BBKSDA Jatim dan FK3I gelar edukasi konservasi di SMPN 1 dan SMAN 6 Surabaya dalam rangka Road to HKAN 2026. Fokus pada perlindungan satwa dan ekosistem.

April 17, 2026 - 23:01
BBKSDA Jatim Gandeng FK3I Jatim Hadirkan Edukasi Konservasi di Sekolah

SURABAYA - Balai Besar KSDA Jawa Timur (BBKSDA Jatim) bersama Forum Komunikasi Kader Konservasi Indonesia (FK3I) Korda Jawa Timur menggelar edukasi konservasi bagi ratusan pelajar di Kota Surabaya. Kegiatan ini merupakan bagian dari rangkaian Road to Hari Konservasi Alam Nasional (HKAN) 2026.

Aksi nyata ini menyasar generasi muda di bangku sekolah untuk menanamkan kesadaran terhadap masa depan keanekaragaman hayati. Pada 15 April 2026, kegiatan berlangsung di SMP Negeri 1 Surabaya dengan melibatkan 80 siswa. Edukasi dilanjutkan pada 16 April 2026 di SMA Negeri 6 Surabaya yang diikuti sekitar 300 siswa kelas X.
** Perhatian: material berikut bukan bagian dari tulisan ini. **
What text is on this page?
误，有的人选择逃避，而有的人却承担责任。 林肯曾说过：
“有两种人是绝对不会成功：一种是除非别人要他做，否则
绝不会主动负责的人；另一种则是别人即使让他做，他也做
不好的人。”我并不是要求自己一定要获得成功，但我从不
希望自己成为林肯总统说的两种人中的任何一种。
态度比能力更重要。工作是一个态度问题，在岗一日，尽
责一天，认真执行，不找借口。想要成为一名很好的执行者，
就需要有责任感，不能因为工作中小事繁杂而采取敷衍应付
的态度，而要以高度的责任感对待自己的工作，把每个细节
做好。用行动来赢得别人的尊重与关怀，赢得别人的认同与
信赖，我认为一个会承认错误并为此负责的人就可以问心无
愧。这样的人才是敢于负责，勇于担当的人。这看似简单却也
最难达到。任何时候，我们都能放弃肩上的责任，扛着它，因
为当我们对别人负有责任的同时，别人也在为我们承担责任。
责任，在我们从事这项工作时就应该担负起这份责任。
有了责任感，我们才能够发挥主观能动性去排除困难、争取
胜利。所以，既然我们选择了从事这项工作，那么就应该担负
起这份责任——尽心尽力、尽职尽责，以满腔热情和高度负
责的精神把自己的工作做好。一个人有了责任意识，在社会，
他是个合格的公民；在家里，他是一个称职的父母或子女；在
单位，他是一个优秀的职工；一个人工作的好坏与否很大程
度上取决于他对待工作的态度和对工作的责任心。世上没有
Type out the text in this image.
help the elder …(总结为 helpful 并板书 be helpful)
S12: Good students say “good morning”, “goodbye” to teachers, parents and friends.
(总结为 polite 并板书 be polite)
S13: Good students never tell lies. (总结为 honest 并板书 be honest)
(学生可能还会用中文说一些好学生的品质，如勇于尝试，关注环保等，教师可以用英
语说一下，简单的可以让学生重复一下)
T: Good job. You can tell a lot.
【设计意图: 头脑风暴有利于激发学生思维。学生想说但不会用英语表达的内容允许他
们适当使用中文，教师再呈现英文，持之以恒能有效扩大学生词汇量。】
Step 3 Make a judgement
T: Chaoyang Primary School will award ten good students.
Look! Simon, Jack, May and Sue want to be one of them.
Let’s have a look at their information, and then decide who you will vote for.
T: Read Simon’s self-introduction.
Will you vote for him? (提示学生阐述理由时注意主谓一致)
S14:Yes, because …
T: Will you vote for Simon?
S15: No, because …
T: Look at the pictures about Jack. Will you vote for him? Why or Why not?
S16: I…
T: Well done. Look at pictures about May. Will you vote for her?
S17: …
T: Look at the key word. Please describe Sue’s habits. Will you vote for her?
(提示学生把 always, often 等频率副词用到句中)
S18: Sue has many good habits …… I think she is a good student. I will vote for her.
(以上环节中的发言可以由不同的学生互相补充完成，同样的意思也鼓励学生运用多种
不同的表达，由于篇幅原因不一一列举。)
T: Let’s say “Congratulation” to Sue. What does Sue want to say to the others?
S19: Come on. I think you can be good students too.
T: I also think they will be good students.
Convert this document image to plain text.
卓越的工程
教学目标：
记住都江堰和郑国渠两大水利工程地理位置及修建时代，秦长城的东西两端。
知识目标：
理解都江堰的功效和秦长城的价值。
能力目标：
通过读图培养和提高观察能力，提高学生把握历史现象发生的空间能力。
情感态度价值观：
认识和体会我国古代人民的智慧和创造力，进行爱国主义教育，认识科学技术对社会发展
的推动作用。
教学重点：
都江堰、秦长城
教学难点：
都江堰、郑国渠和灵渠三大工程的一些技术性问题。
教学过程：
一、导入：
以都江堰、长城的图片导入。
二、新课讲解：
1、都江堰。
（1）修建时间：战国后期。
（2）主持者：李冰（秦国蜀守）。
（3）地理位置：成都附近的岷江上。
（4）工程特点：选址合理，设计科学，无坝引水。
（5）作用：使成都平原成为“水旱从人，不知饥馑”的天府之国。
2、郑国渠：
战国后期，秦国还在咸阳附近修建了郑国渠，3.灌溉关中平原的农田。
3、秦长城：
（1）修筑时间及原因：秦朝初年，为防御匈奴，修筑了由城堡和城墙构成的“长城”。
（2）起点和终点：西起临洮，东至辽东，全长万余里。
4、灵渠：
BBKSDA Jawa Timur menerjunkan tim gabungan yang terdiri dari Polisi Kehutanan, Pengendali Ekosistem Hutan, dan Penyuluh Kehutanan. Sementara itu, FK3I Jawa Timur berperan aktif menghidupkan interaksi lapangan sebagai jembatan antara materi konservasi dan cara pandang generasi muda.

Materi yang disampaikan mencakup lanskap konservasi secara utuh, mulai dari kekayaan hayati Indonesia, pengenalan tumbuhan dan satwa liar (TSL) dilindungi, hingga ancaman nyata seperti perburuan ilegal, perdagangan satwa, deforestasi, dan dampak perubahan iklim.

BBKSDA Jatim dan FK3I

“Konservasi itu bukan urusan nanti, tapi sekarang. Bukan soal siapa yang paling besar perannya, tapi siapa yang mau mulai lebih dulu. Dari ruang kelas ini, kami percaya perubahan bisa dimulai oleh kalian,” ujar Humas FK3I Jawa Timur, Aminudin, Jumat (17/4/2026).

Aminudin menambahkan, kegiatan ini bertujuan membangun gerakan jangka panjang. Ia berharap para siswa dapat menjadi agen informasi yang membawa pesan konservasi ke lingkungan keluarga dan pertemanan mereka.

Senada, Polisi Kehutanan Ahli Muda Seksi KSDA Wilayah III Surabaya, Resia Hindriatni, menegaskan bahwa edukasi ini adalah proses panjang membangun karakter.

“Kesadaran tidak lahir instan; ia harus ditanam, dirawat, dan ditumbuhkan sejak dini. Kami berharap siswa tidak hanya paham konsep, tetapi memiliki kepedulian dan keberanian untuk bertindak menjaga lingkungan,” kata Resia.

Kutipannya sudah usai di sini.